The hematological indices of blood are useful in monitoring feed toxicity especially with feed constituents that affect the formation of blood. However, all the hematological parameters measured in this study were within the recommended physiological ranges reported for Clariasgariepinus.

The packed cell volume (PCV), Haemoglobin (Hb) and Red blood Cell (RBC) were low in fish fed experimental diets of 0.5% and 1% MLM inclusion (treatment II and III). However, a decrease in the hematological parameters of fishes at significant level (P>0.05) was due to the level of inclusion in the diets. This observation was in support of the works of Osuigwe et al [14], Sotolu and Faturoti [15] who reported the reduction in value of packed cell volume (PCV), Haemoglobin (Hb) and Red Blood Cell (RBC) due to the toxic substance in diet of fish.

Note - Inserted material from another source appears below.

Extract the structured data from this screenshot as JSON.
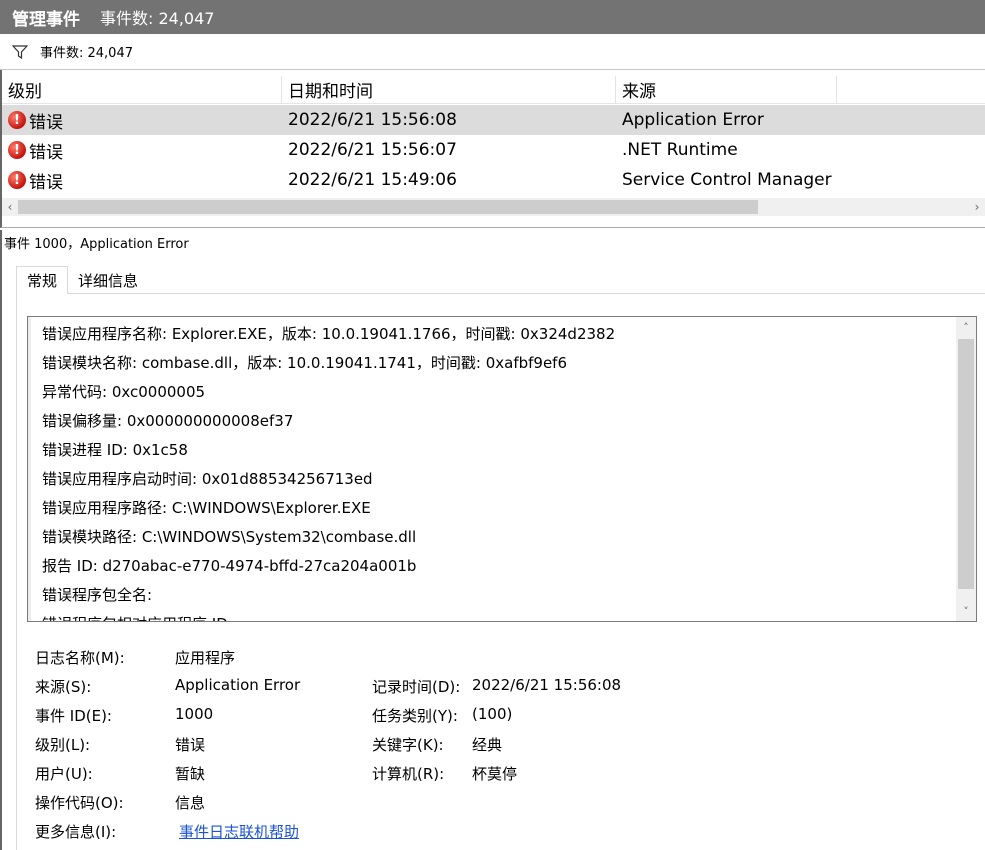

There was an increase in White Blood Cell (WBC) and lymphocytes of the experimental fish fed with varying moringa leaf meal, this increment in whole blood cells and lymphocyte in the circulatory system contributed to better survival rate of the experimental fish. This also increased the iron content of the feed which is a major source of haemoglobin (Hb) in fish in the diets constituents with highest level of moringa inclusion. Moringa leaf meal is used as animal feed and most recently consumed as supplement in human diet, and could have led to an increase in the various hematological parameters in this study. However, moringa leaf meal inclusion of 1.5% as premix replacement was the best amongst the treatment.


Conclusion

The study has shown that premix in fish feed could be replaced with Moringaoleifera leaf meal up to 1.5% level in Clariasgariepinus diets without any negative effects on the hematological parameters, health and feed efficiency. The toxicology test has showed that percentage replacement of premix diets would not pose any threat on the blood of fish. The use of moringa leaf meal as vitamin and mineral supplements in fish feed is recommended to strengthen the immunopathological system in fish.